The archon softly asked, “What does The God of the Hunt teach?”
“Enjoy the hunt – not the hunted.” He paused, thinking. “There will be nothing to enjoy, here. It will be a long, fierce slaughter. They can't hope to clean the lake out. It's too valuable to the animals, to the creatures.” He squinted his eyes, seeing past the archon. “They'll only lose men, and wipe out a few creatures. They'll return, thinking the lake cleared of all danger. And then another caravaner or merchant will fall, and it will all begin again.”
Chmira nodded slightly. “Why are you here, Eedrick Tomol?”
Eedrick turned his full attention on the archon. “To protect the people, and… To keep the caravaners safe, and keep the creatures from… From dying before their time.”
He looked at his hands, remembering the feel of the minotaur lizard's scales. Old. Brittle. But still full of honor. Worthy of respect.
Eedrick looked into Chmira's eyes, and said, “Thank you.”
The archon smiled. “You are not alone, in your task. There are others, here and near, that can aid you. Find them. Speak with them. Learn from them. As they will learn from you.”
Chmira stood, her wings spread wide for a moment, and then folding behind her back. Her soft golden glow began to suffuse the golden glow of the fog.
Eedrick said, “Wait! I've so many questions!”
The archon's glow merged with the fog, and he could no longer see her. “You must walk a fine line, Eedrick Tomol. Balance the needs of your peoples, with the needs of Elinthar's creatures. You have my blessing. You have His.”
And she was gone.
Eedrick looked at his hands. Just below the surface, he could feel… something. He stood up, and instinctively touched his hand to his cheek, to the drying blood from the tanystropheus' tooth-wound.
A spark of green lightning leapt from his hand, to his cheek. The spark threw all of his hair out away from his body, electrifying him with its current. The lightning continued to flow, burning and coursing through him, leaping deep within the tissue of his cheek.
He felt it. The individual cells of his skin were responding to the wound. Sending messages to one another. Encouraging one another to proliferate. Working quickly – but only as quickly as possible. There were many fail-safes involved, to prevent the proliferation from being too hasty. The cell bodies themselves were easy to replicate – it happened quickly.
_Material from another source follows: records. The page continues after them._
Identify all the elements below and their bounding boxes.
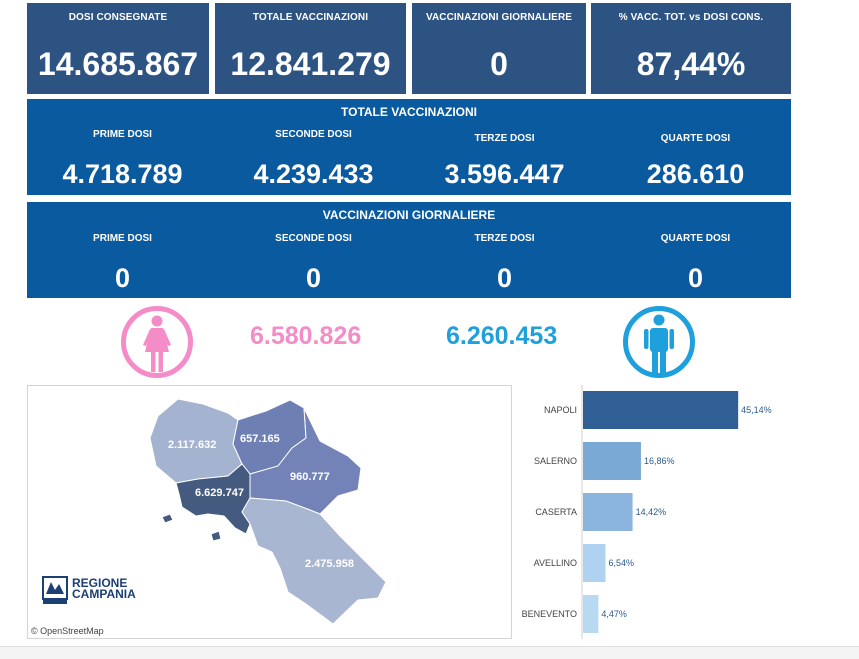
map-label-avellino: 960.777	[290, 471, 330, 483]
col-value: 0	[687, 263, 704, 293]
map-label-caserta: 2.117.632	[168, 439, 216, 451]
male-total: 6.260.453	[446, 322, 558, 350]
col-label: PRIME DOSI	[93, 129, 152, 140]
totale-seconde-dosi: SECONDE DOSI 4.239.433	[218, 99, 409, 195]
col-label: QUARTE DOSI	[660, 233, 731, 244]
logo-text: REGIONE CAMPANIA	[72, 576, 136, 601]
totale-vaccinazioni-panel: TOTALE VACCINAZIONI PRIME DOSI 4.718.789…	[27, 99, 791, 195]
col-label: TERZE DOSI	[474, 133, 535, 144]
kpi-title: VACCINAZIONI GIORNALIERE	[425, 12, 573, 23]
map-label-salerno: 2.475.958	[305, 558, 354, 570]
map-region-napoli[interactable]	[161, 463, 251, 542]
giornaliere-seconde-dosi: SECONDE DOSI 0	[218, 202, 409, 298]
kpi-value: 12.841.279	[230, 46, 391, 82]
bar-value-label: 45,14%	[741, 405, 772, 415]
totale-terze-dosi: TERZE DOSI 3.596.447	[409, 99, 600, 195]
kpi-value: 0	[490, 46, 508, 82]
female-icon	[121, 306, 193, 378]
vaccinazioni-giornaliere-panel: VACCINAZIONI GIORNALIERE PRIME DOSI 0 SE…	[27, 202, 791, 298]
bar-avellino[interactable]	[583, 544, 606, 582]
bar-value-label: 14,42%	[636, 507, 667, 517]
female-total: 6.580.826	[250, 322, 362, 350]
col-value: 286.610	[646, 159, 745, 189]
kpi-title: DOSI CONSEGNATE	[68, 12, 168, 23]
province-bar-chart: NAPOLI 45,14% SALERNO 16,86% CASERTA 14,42% AV…	[512, 385, 790, 639]
totale-prime-dosi: PRIME DOSI 4.718.789	[27, 99, 218, 195]
map-region-salerno[interactable]	[241, 497, 387, 625]
kpi-dosi-consegnate: DOSI CONSEGNATE 14.685.867	[27, 3, 209, 94]
map-label-benevento: 657.165	[240, 433, 280, 445]
giornaliere-quarte-dosi: QUARTE DOSI 0	[600, 202, 791, 298]
bar-value-label: 16,86%	[644, 456, 675, 466]
bar-napoli[interactable]	[583, 391, 739, 429]
logo-text-line-2: CAMPANIA	[72, 587, 136, 601]
kpi-value: 87,44%	[636, 46, 746, 82]
bar-value-label: 6,54%	[608, 558, 634, 568]
giornaliere-prime-dosi: PRIME DOSI 0	[27, 202, 218, 298]
kpi-percentuale: % VACC. TOT. vs DOSI CONS. 87,44%	[591, 3, 791, 94]
tableau-toolbar	[0, 646, 859, 659]
bar-category-label: BENEVENTO	[522, 609, 577, 619]
map-attribution[interactable]: © OpenStreetMap	[31, 626, 104, 636]
col-label: SECONDE DOSI	[275, 129, 352, 140]
panel-title: TOTALE VACCINAZIONI	[341, 105, 477, 119]
logo-text-line-1: REGIONE	[72, 576, 128, 590]
bar-caserta[interactable]	[583, 493, 633, 531]
bar-benevento[interactable]	[583, 595, 599, 633]
col-label: SECONDE DOSI	[275, 233, 352, 244]
map-label-napoli: 6.629.747	[195, 487, 244, 499]
col-value: 0	[114, 263, 131, 293]
col-value: 0	[496, 263, 513, 293]
giornaliere-terze-dosi: TERZE DOSI 0	[409, 202, 600, 298]
col-value: 3.596.447	[444, 159, 565, 189]
kpi-value: 14.685.867	[37, 46, 199, 82]
regione-campania-logo: REGIONE CAMPANIA	[42, 576, 152, 612]
col-label: QUARTE DOSI	[660, 133, 731, 144]
col-value: 4.718.789	[62, 159, 183, 189]
col-value: 0	[305, 263, 322, 293]
bar-category-label: SALERNO	[534, 456, 577, 466]
kpi-title: % VACC. TOT. vs DOSI CONS.	[618, 12, 764, 23]
col-label: PRIME DOSI	[93, 233, 152, 244]
logo-emblem-icon	[42, 576, 68, 604]
bar-category-label: AVELLINO	[534, 558, 577, 568]
campania-map[interactable]: 2.117.632 657.165 960.777 6.629.747 2.47…	[27, 385, 512, 639]
col-label: TERZE DOSI	[474, 233, 535, 244]
kpi-vaccinazioni-giornaliere: VACCINAZIONI GIORNALIERE 0	[412, 3, 586, 94]
bar-category-label: NAPOLI	[544, 405, 577, 415]
totale-quarte-dosi: QUARTE DOSI 286.610	[600, 99, 791, 195]
panel-title: VACCINAZIONI GIORNALIERE	[322, 208, 496, 222]
male-icon	[623, 306, 695, 378]
col-value: 4.239.433	[253, 159, 374, 189]
bar-chart-svg: NAPOLI 45,14% SALERNO 16,86% CASERTA 14,42% AV…	[522, 385, 772, 639]
bar-category-label: CASERTA	[535, 507, 577, 517]
kpi-totale-vaccinazioni: TOTALE VACCINAZIONI 12.841.279	[215, 3, 406, 94]
bar-value-label: 4,47%	[601, 609, 627, 619]
bar-salerno[interactable]	[583, 442, 641, 480]
map-svg: 2.117.632 657.165 960.777 6.629.747 2.47…	[149, 398, 387, 625]
kpi-title: TOTALE VACCINAZIONI	[252, 12, 369, 23]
But the heart of the cell, its nucleus, contained a billion years worth of information, and more. The genetic information for forming a whole human being – for forming Eedrick Tomol. Duplicating that information, and passing it to divided cells – that was the crux of the healing's slowness. The reason for the slowness of the healing.
The green spark of lightning reached deep within each cell. It reached within the nucleus, guarding it, sheppherding the replication of so much information. Speeding it up. Faster.
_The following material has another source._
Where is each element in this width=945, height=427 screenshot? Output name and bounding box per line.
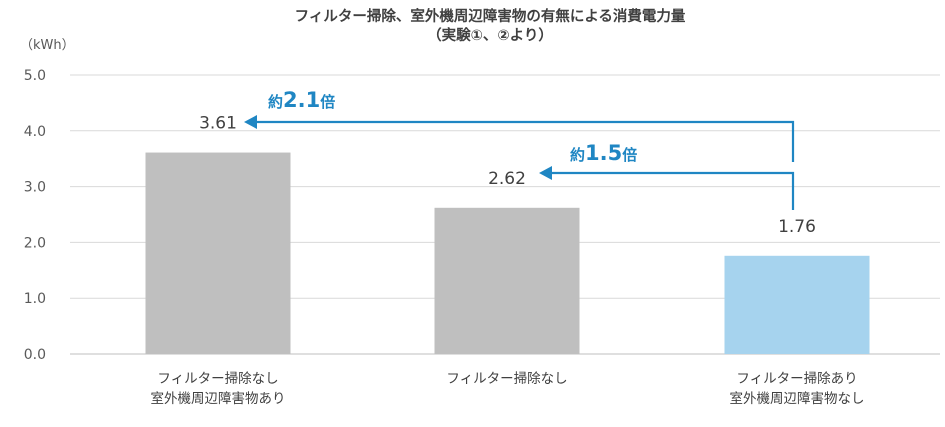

Eedrick saw in his mind's eye beautiful helices and lattices splitting apart at the speed of thought, and being rebound together with green, healing energy.
In the time it took him to draw a gasp, from the shock of the spark, it was done. He pulled his hand from his cheek, and then put it back. Feeling the skin.
His hair was still standing straight out, bushy. His fingers traced along the scar. It felt as though it were old – years old. And healed. His nose. He touched his nose, and the swelling was gone. The bone and cartilage already knit into a new whole.
Eedrick Tomol dropped to his knees, and touched his forehead to the damp stones. “Elinthar, God of the Hunt. I take the title of esparases katal upon myself. Druid. Ranger.”